# Need Help: Beef Brisket



## Torq (Jun 17, 2019)

Hey guys!  Second brisket attempt on the Traeger select.  Just like my beef ribs... the brisket was decent but a little tough and on the dry side.  Any pointers are appreciated. I am not sure if it is over or under cooked slightly.

225 degrees for the entire 12 hour cook
3 hours untouched
hourly spray with apple juice between 3-6 until internal temp probe showed 164 degrees
wrapped in butcher paper and back on the grille until it hit 199 degrees internal (12 hours total)
40 minute rest in cooler. 

(quick youtube clip of the inside)


picture attached for reference. Some juice on the point side but not much at all on the flat. 

Everyone says that if it was overcooked it would fall apart.... but if it needed more time on the grille then where did all the moisture go?


----------



## bregent (Jun 17, 2019)

Yeah, it looks under cooked. Much of the moisture in a brisket comes from collagen and the break down of connective tissue. If under cooked, the brisket can seem dry. Note that it's never going to be like a juicy steak.  Cook until probe tender, not by internal temp. It may take a few times to get the right feel for this - the probe should slide in with no effort. Slices should pass the pull test.


----------



## krj (Jun 17, 2019)

Yea, I'd definitely say under cooked. Brisket is a fickle mistress, the temp recommendations are a good starting place, but the jiggle and probe tenderness is the best way to check. Honestly, I prefer an overcooked brisket as opposed to an undercooked one. If you can hit that sweet spot, it's pretty damn tasty.


----------



## TomKnollRFV (Jun 17, 2019)

Definitely undercooked.

If you got left overs, just use them for beans and chili though, it'll be darn good for that.


----------



## Torq (Jun 17, 2019)

bregent said:


> Yeah, it looks under cooked. Much of the moisture in a brisket comes from collagen and the break down of connective tissue. If under cooked, the brisket can seem dry. Note that it's never going to be like a juicy steak.  Cook until probe tender, not by internal temp. It may take a few times to get the right feel for this - the probe should slide in with no effort. Slices should pass the pull test.

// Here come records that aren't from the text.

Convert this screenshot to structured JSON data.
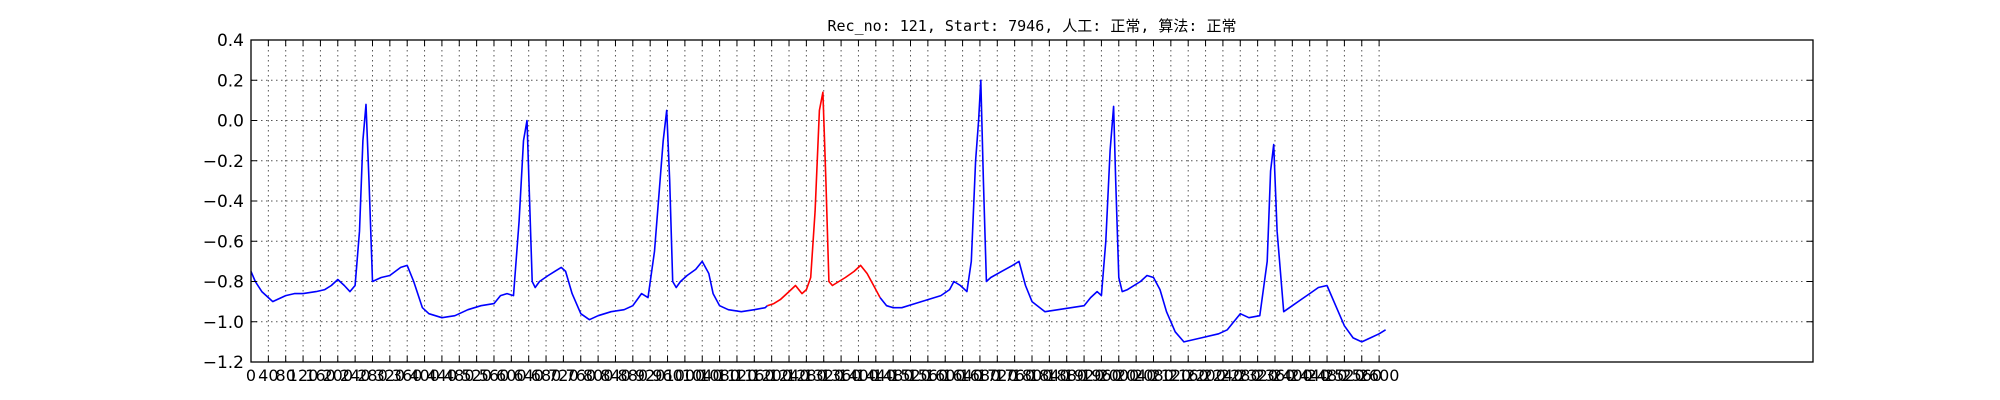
{
  "chart_data": {
    "type": "line",
    "title": "Rec_no: 121, Start: 7946, 人工: 正常, 算法: 正常",
    "xlabel": "",
    "ylabel": "",
    "xlim": [
      0,
      3600
    ],
    "ylim": [
      -1.2,
      0.4
    ],
    "grid": true,
    "yticks": [
      0.4,
      0.2,
      0.0,
      -0.2,
      -0.4,
      -0.6,
      -0.8,
      -1.0,
      -1.2
    ],
    "ytick_labels": [
      "0.4",
      "0.2",
      "0.0",
      "−0.2",
      "−0.4",
      "−0.6",
      "−0.8",
      "−1.0",
      "−1.2"
    ],
    "xticks": [
      0,
      40,
      80,
      120,
      160,
      200,
      240,
      280,
      320,
      360,
      400,
      440,
      480,
      520,
      560,
      600,
      640,
      680,
      720,
      760,
      800,
      840,
      880,
      920,
      960,
      1000,
      1040,
      1080,
      1120,
      1160,
      1200,
      1240,
      1280,
      1320,
      1360,
      1400,
      1440,
      1480,
      1520,
      1560,
      1600,
      1640,
      1680,
      1720,
      1760,
      1800,
      1840,
      1880,
      1920,
      1960,
      2000,
      2040,
      2080,
      2120,
      2160,
      2200,
      2240,
      2280,
      2320,
      2360,
      2400,
      2440,
      2480,
      2520,
      2560,
      2600
    ],
    "series": [
      {
        "color": "#0000ff",
        "x": [
          0,
          10,
          25,
          40,
          50,
          60,
          80,
          100,
          120,
          150,
          170,
          185,
          200,
          215,
          228,
          240,
          250,
          258,
          265,
          272,
          280,
          290,
          300,
          320,
          345,
          360,
          375,
          395,
          410,
          440,
          470,
          500,
          530,
          560,
          575,
          590,
          605,
          618,
          628,
          636,
          642,
          648,
          655,
          665,
          685,
          700,
          715,
          725,
          740,
          760,
          780,
          800,
          830,
          860,
          880,
          890,
          900,
          915,
          930,
          950,
          958,
          965,
          972,
          980,
          990,
          1005,
          1025,
          1040,
          1055,
          1065,
          1080,
          1100,
          1130,
          1160,
          1185,
          1190
        ],
        "y": [
          -0.75,
          -0.8,
          -0.85,
          -0.88,
          -0.9,
          -0.89,
          -0.87,
          -0.86,
          -0.86,
          -0.85,
          -0.84,
          -0.82,
          -0.79,
          -0.82,
          -0.85,
          -0.82,
          -0.55,
          -0.1,
          0.08,
          -0.3,
          -0.8,
          -0.79,
          -0.78,
          -0.77,
          -0.73,
          -0.72,
          -0.8,
          -0.93,
          -0.96,
          -0.98,
          -0.97,
          -0.94,
          -0.92,
          -0.91,
          -0.87,
          -0.86,
          -0.87,
          -0.5,
          -0.1,
          0.0,
          -0.4,
          -0.8,
          -0.83,
          -0.8,
          -0.77,
          -0.75,
          -0.73,
          -0.75,
          -0.86,
          -0.96,
          -0.99,
          -0.97,
          -0.95,
          -0.94,
          -0.92,
          -0.89,
          -0.86,
          -0.88,
          -0.65,
          -0.1,
          0.05,
          -0.3,
          -0.8,
          -0.83,
          -0.8,
          -0.77,
          -0.74,
          -0.7,
          -0.76,
          -0.86,
          -0.92,
          -0.94,
          -0.95,
          -0.94,
          -0.93,
          -0.92
        ]
      },
      {
        "color": "#ff0000",
        "x": [
          1190,
          1205,
          1220,
          1240,
          1255,
          1270,
          1280,
          1290,
          1300,
          1310,
          1318,
          1325,
          1332,
          1340,
          1355,
          1370,
          1390,
          1405,
          1420,
          1435,
          1450
        ],
        "y": [
          -0.92,
          -0.91,
          -0.89,
          -0.85,
          -0.82,
          -0.86,
          -0.84,
          -0.78,
          -0.45,
          0.05,
          0.14,
          -0.3,
          -0.8,
          -0.82,
          -0.8,
          -0.78,
          -0.75,
          -0.72,
          -0.76,
          -0.82,
          -0.88
        ]
      },
      {
        "color": "#0000ff",
        "x": [
          1450,
          1465,
          1480,
          1500,
          1530,
          1560,
          1590,
          1610,
          1620,
          1635,
          1650,
          1660,
          1670,
          1677,
          1682,
          1688,
          1695,
          1705,
          1730,
          1755,
          1770,
          1785,
          1800,
          1830,
          1860,
          1890,
          1920,
          1935,
          1950,
          1960,
          1970,
          1980,
          1988,
          1993,
          2000,
          2008,
          2020,
          2050,
          2065,
          2080,
          2095,
          2110,
          2130,
          2150,
          2190,
          2230,
          2250,
          2265,
          2280,
          2300,
          2325,
          2342,
          2350,
          2357,
          2365,
          2380,
          2400,
          2420,
          2440,
          2460,
          2480,
          2500,
          2520,
          2540,
          2560,
          2580,
          2600,
          2615
        ],
        "y": [
          -0.88,
          -0.92,
          -0.93,
          -0.93,
          -0.91,
          -0.89,
          -0.87,
          -0.84,
          -0.8,
          -0.82,
          -0.85,
          -0.7,
          -0.2,
          0.0,
          0.2,
          -0.3,
          -0.8,
          -0.78,
          -0.75,
          -0.72,
          -0.7,
          -0.82,
          -0.9,
          -0.95,
          -0.94,
          -0.93,
          -0.92,
          -0.88,
          -0.85,
          -0.87,
          -0.6,
          -0.15,
          0.07,
          -0.3,
          -0.78,
          -0.85,
          -0.84,
          -0.8,
          -0.77,
          -0.78,
          -0.84,
          -0.95,
          -1.05,
          -1.1,
          -1.08,
          -1.06,
          -1.04,
          -1.0,
          -0.96,
          -0.98,
          -0.97,
          -0.7,
          -0.25,
          -0.12,
          -0.55,
          -0.95,
          -0.92,
          -0.89,
          -0.86,
          -0.83,
          -0.82,
          -0.92,
          -1.02,
          -1.08,
          -1.1,
          -1.08,
          -1.06,
          -1.04
        ]
      }
    ]
  }
}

So its possible to go from dry and tough to juicy and tender with additional cook time due to the break down of the connective tissue?  Sounds like i just need to ride it out for a bit longer and see how it goes.  My fear was ending up with 11lbs of beef jerky.


----------



## Torq (Jun 17, 2019)

TomKnollRFV said:


> Definitely undercooked.
> 
> If you got left overs, just use them for beans and chili though, it'll be darn good for that.



Thanks for the tip!


----------



## TomKnollRFV (Jun 17, 2019)

'Primal' cuts like Brisket have alot of connective tissue/collagen that actually take an eternity to break down. It's why if you cut a chunk of chuck and tossed it on a grill and cooked it for a few minutes, it would be tough as leather.

But the same cut, when sous vide or smoked for half a day just is tender as can be. It's that connective tissue breaking down. It really is a matter of riding it out. I've had a brisket go for 30 some hours. Boy was it tender and it was worth the hassle.


----------